Inspire: Heather Drake-Bianchi

Thanks to CineMedics CNY founder, the show goes on

By Jason Klaiber

Right around the time that spring turned to summer in 2020 — just after the unions of the entertainment industry put the brakes on moviemaking amidst rising COVID cases — it was the team behind CineMedics CNY that swooped in with an updated health and safety protocol, one that could be used by those on film sets anywhere and everywhere.

“That was kind of where everything started,” said Heather Drake-Bianchi, the Syracuse native who founded the mobile medical service.

Now, a little over a year later, the company is firmly in the routine of performing polymerase chain reaction (PCR) testing for many of the most elaborate and buzzed-about movie productions in the country.

Drake-Bianchi said a key part of her company’s response is the transportation of laboratory equipment directly to sound stages, backlots and other spots where films are being shot. This prevents the admittance of cast and crew members to hospitals or clinics where there would be a greater chance of contact with sick patients.

The service also makes efficiency a priority without the sacrifice of quality, as Drake-Bianchi said she and her team have been able to test upwards of 300 people in a single hour with accurate results.

In her eyes, the success of CineMedics CNY over the last year can be largely attributed to the varied, complementary backgrounds of its personnel — an outcome deliberately pursued during the recruitment stage.

Welcomed into the fold are not only first responders and lab techs equipped with knowledge of bench research and medicine but also special operations military veterans, “logistical gurus” and people well-versed in cinema and the filmmaking landscape.

“Every single person on this team is hand-selected for the skill set that they bring,” Drake-Bianchi said. “I might own the business, but I am nothing without this team and all of their gifts and abilities. If one of them leaves, this integral puzzle piece that makes up the whole is gone, and we feel that gap.”

Heather Drake-Bianchi completed her undergrad at the Rochester Institute of Technology, where she studied biomedical science. She later earned a master’s degree in anatomy and physiology from New York Chiropractic College and another in molecular DNA analysis from Syracuse University, where she met the lead scientist for CineMedics CNY, Molly May.

On top of the on-site nasopharyngeal testing they provide, CineMedics CNY has sometimes been tasked with imposing compliance with mask mandates and social distancing recommendations on different sets.

Since such guidelines can inhibit both character portrayals in a fictional, COVID-less storyline and the direction of scenes that call for sizable crowds, the company has mostly relied on the use of a bubble with regimented zones.

The ‘A’ zone is a constrained space that relaxes masking rules for the acting talent, though they’re expected to undergo testing five times a week. The remaining ‘B,’ ‘C’ and ‘D’ zones comprise support staff and construction workers in the process of assembling additional film scenery.

There had usually been medics present on film sets pre-COVID, but back in those times, they would mainly be on standby to treat injuries sustained by stunt doubles, which is still a common responsibility, or else they would remain available to provide over-the-counter medication.

As always, austere conditions are dealt with calmly and accordingly, such as when the CineMedics CNY team had to maintain steady power in negative-degree weather last winter while on the set of Don’t Look Up, an upcoming dark comedy starring a bevy of big names, including Leonardo DiCaprio and Jennifer Lawrence.

In its first year of operation, CineMedics CNY has gone from being entirely self-funded to having branches established in New York City, Boston, Atlanta and Los Angeles.

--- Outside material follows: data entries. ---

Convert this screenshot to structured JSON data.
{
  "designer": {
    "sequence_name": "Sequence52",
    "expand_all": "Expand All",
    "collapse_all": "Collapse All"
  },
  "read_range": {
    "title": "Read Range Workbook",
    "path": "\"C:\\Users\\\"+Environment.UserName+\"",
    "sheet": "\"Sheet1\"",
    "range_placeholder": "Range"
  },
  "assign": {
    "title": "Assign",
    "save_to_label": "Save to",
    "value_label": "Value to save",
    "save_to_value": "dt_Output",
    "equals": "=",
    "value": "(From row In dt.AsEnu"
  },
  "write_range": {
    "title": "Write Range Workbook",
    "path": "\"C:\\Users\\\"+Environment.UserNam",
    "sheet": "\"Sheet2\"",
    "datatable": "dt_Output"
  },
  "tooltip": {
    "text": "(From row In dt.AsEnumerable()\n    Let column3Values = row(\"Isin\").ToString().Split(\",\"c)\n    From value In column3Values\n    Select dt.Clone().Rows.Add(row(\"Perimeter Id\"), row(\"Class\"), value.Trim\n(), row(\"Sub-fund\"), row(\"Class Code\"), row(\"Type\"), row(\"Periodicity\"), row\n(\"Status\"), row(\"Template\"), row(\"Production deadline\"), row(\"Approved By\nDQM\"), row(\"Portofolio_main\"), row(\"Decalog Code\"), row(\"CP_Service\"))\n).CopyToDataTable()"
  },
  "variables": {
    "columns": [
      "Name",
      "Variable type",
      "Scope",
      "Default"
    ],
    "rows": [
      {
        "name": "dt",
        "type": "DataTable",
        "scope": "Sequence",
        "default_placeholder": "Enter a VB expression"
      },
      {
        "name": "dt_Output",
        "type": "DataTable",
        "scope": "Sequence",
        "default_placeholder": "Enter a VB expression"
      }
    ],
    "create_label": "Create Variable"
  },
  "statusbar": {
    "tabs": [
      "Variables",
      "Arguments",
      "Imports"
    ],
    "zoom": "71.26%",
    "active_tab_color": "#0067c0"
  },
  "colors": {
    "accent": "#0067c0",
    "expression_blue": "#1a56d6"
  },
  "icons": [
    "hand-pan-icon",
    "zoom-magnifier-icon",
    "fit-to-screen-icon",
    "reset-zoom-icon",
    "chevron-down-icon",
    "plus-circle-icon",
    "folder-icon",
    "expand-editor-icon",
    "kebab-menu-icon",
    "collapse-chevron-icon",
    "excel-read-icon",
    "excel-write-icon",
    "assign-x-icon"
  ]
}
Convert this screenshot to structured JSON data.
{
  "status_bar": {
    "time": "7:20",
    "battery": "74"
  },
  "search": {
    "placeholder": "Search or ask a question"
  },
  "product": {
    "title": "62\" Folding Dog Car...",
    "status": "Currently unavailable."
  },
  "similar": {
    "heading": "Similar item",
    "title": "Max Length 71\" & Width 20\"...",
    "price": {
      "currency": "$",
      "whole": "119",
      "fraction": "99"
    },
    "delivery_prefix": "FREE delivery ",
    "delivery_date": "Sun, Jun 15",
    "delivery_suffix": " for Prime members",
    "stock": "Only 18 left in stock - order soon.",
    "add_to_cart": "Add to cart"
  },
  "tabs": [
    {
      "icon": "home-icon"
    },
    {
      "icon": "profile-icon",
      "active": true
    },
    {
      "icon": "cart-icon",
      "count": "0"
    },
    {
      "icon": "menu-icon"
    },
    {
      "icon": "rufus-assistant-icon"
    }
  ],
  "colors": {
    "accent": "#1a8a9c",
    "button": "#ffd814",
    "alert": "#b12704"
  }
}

“None of us ever thought that it was going to take off to this extent,” Drake-Bianchi said. “We just knew that we were going to make the most efficient, high-end, risk-mitigating logistical laboratory that we could possibly think of.”

She added that money was never the primary focus for this undertaking, claiming that she and her colleagues would not have entered the field of paramedic work had that been the case. Instead, the objective is to give back and stay linked to the local community.

In line with that, CineMedics CNY created a scholarship program at Onondaga Community College that will go into effect this fall for students hoping to become paramedics. Chosen by people from the community college and Upstate University Hospital, the scholarship recipients would be able to follow a full-ride route as long as they maintain at least a 3.2 grade point average from one semester to the next.

As the female founder of a business that has witnessed, in her words, “astronomical growth,” Drake-Bianchi said her advice to young women—and men too—is to remain transparent and full of integrity throughout their careers, even after some wobbly steps and certain failures.

“Having integrity speaks louder than anything else,” she said.

In her years, Heather Drake-Bianchi has worked around the world in the realm of critical care medicine. She has served as a paramedic for such organizations as Ocean Classroom Foundation and Remote Medical International, and she has assisted in search and rescue efforts in the wake of natural disasters like Hurricane Katrina.

Going forward, she hopes for CineMedics CNY to incorporate individualized genetic sequencing, a process to be carried out in brick-and-mortar reference labs that would indicate which symptoms and variants are being encountered by patients and thus which medical treatment pathways should be followed on a person-to-person basis.